Depuis l'introduction d'une anesthésie intra-articulaire en fin d'intervention (début 1989) et avec l'évolution des techniques de l'anesthésie générale, que nous avons toujours préférée, assurant un réveil de plus en plus rapide et de qualité croissante, nous avons eu l'impression, confortée par celle des médecins traitants, que les suites de l'arthroscopie thérapeutique du genou devenaient plus simples et plus rapides. Nous avons, de ce fait, courant novembre 1989, mis en route un protocole de traitement arthroscopique des lésions intra-articulaires du genou en ambulatoire.

Il devait en résulter probablement un moindre coût socio-économique que nous avons voulu vérifier et quantifier par une étude comparative avec notre ancien protocole plus conventionnel.

 

 

MatEriel et mEthodes

Les dossiers de 100 patients (81 hommes - 19 femmes) opérés au cours de la même année 1990 par deux chirurgiens arthroscopistes confirmés ont été retenus. Ces dossiers, vus rétrospectivement, ont été complétés par un questionnaire, le tout comportant chacun 70 items regroupant aussi bien les données d'état civil que les symptômes fonctionnels pré- et post-opératoires, les constatations macroscopiques per-opératoires, les gestes thérapeutiques réalisés et les différents traitements complémentaires (et leurs incidences socio-professionnelles) pouvant avoir une ifnluence sur le "coût" de ces interventions.

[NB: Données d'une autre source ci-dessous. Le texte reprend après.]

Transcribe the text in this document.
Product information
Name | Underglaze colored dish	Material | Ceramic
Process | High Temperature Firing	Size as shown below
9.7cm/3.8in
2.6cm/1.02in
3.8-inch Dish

Par souci d'homogénéïté n'ont été choisis que les dossiers concernant une méniscectomie interne, le plus souvent partielle, éliminant tout geste sur une lésion chondrale. De même, aucune lésion ligamentaire ou méniscale externe n'a été retenue pour cette série.

Tous les dossiers sont été saisis sur micro-ordinateur et traités avec des logiciels de statistiques.

 

1) 50 patients ont été traités en ambulatoire, selon le protocole suivant :

  • - anesthésie générale, au Propofol ou à l'Alfentanil, associée à un gaz halogéné, sous garrot pneumatique à la racine de la cuisse après vidange par bande d'Esmarch, la plupart du temps sans intubation,

    - vidéo-arthroscopie thérapeutique sous perfusion de sérum isotonique,

    - injection en fin d'intervention de 20 cc de Bupivacaïne adrénalinée à 0,25 % en intra-articulaire.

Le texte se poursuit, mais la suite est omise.